Aujourd’hui, salarié d’une entreprise de thanatopraxie, il exerce sur les secteurs de Cahors, Agen et Toulouse. Comme il le raconte, “mon travail consiste à faire de la route la moitié du temps. Toutes mes journées débutent ainsi”. Des déplacements qui font donc partie intégrante de sa profession et qui lui plaisent: “J’aime bouger, et être autonome. De plus, je suis d’un naturel solitaire, donc cela ne me pèse pas au contraire. Je n’ai pas de chef quotidiennement derrière moi et ça, ça n’a pas de prix.”
Il n’est en relation qu’avec un régulateur qui lui relaie les commandes émises par les agences de pompes funèbres. Une fois sur place, il recueille la volonté des familles quant aux soins à administrer au défunt, par l’intermédiaire d’un conseiller funéraire. “Ensuite, je fais mon œuvre. Ca dure environ une heure et demi, et je repars“, résume Anthony Briglia. Au total, il réalise six soins par jour en moyenne, soit une cinquantaine par mois.
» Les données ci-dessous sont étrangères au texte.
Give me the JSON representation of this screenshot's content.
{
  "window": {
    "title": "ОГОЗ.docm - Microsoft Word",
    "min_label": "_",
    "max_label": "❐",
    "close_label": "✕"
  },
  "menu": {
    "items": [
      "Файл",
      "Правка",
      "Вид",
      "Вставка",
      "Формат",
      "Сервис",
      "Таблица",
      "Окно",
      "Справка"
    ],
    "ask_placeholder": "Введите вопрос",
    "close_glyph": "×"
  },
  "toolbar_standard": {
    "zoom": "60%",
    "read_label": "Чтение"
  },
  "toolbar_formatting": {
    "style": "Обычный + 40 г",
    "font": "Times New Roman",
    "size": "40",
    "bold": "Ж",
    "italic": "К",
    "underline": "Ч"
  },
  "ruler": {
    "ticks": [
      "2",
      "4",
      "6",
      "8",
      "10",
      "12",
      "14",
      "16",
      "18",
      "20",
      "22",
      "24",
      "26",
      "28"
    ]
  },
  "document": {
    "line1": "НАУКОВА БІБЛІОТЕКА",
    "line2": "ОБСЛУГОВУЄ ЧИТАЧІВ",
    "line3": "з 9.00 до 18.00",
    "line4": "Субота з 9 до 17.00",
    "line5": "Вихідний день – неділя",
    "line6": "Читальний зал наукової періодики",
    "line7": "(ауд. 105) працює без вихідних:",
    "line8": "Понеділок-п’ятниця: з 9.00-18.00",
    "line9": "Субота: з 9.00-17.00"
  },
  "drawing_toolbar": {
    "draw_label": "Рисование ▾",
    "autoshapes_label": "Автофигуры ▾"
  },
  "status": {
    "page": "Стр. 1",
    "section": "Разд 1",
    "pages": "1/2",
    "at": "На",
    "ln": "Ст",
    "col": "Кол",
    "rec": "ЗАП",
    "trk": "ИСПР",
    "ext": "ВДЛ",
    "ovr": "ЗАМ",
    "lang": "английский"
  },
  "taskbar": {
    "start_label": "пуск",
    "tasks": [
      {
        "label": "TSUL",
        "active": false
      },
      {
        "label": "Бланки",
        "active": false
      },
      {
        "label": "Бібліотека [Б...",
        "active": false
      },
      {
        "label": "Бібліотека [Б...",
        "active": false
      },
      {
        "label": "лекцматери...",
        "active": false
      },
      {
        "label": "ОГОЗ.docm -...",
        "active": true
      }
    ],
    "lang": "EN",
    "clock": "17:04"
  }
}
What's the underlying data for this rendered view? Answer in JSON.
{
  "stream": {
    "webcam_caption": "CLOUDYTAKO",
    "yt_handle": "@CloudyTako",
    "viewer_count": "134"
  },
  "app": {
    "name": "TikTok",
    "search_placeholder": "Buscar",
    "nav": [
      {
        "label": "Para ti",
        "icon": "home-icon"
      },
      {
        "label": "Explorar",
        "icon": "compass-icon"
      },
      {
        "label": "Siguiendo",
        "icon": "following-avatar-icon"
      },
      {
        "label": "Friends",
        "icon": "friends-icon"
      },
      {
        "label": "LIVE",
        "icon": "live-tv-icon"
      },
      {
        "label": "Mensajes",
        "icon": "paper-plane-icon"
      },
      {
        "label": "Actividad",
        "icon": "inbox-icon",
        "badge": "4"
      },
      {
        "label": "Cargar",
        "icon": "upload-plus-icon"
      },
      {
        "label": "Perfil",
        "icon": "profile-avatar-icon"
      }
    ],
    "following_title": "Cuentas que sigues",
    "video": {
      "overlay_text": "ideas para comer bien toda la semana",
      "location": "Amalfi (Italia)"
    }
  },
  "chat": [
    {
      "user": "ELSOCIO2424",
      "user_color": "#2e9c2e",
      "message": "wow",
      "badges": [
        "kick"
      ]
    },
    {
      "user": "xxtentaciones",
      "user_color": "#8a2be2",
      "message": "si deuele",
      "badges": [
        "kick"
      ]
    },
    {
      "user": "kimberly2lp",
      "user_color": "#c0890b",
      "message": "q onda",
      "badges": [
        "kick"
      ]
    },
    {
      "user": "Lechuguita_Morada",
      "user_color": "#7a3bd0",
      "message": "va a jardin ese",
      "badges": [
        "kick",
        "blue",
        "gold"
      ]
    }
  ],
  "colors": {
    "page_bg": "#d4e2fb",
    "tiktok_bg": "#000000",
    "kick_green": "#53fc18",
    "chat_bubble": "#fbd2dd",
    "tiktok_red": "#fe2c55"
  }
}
Des soins sur les défunts qui ne sont pas obligatoires mais qui sont demandés par 75% des familles. Il s’agit de toilettes mortuaires, de soins de conservation, réalisés au formol, et/ou de présentation, comme l’habillage, le maquillage, la coiffure… “Une pratique qui permet au corps de ne pas se dégrader durant six à huit jours”, précise le thanatopracteur, “et qui permet donc aux proches de se recueillir auprès du disparu une dernière fois.
Un instant chargé en émotion auquel Anthony Briglia n’assiste pas généralement. Mais si, sur le départ, il lui arrive d’entendre : “On dirait que mamie dort!”, il sait alors que sa mission est accomplie. Des retours indirects qu’il vit telle une reconnaissance. “Lorsque je travaille sur un accidenté, se sentiment est d’autant plus intense”, décrit-il. Effacer toutes traces de traumatisme, et rendre paisible une personne dont le visage a été abimé par les circonstances de la mort, reste parfois une réelle prouesse. “Mais c’est justement là que je me sens le plus utile. Mon travail a du sens”, témoigne le jeune homme. Certains le qualifient même d’artiste.
Pourtant, Anthony Briglia est le premier à évoquer le paradoxe de sa profession: “Pour faciliter le deuil, nous tentons de faire passer une personne décédée pour quelqu’un qui dort“, commente-t-il. Et de poursuivre: “Dans nos sociétés, la mort est un véritable tabou. Et mon métier l’entretient.” D’ailleurs, généralement, quand il explique ce en quoi consiste son métier, il est rapidement coupé. “Si la majorité respecte, la plupart des gens ne veulent pas de détails, ça les dégoute“, rapporte le thanatopracteur, qui comprend aisément pourquoi.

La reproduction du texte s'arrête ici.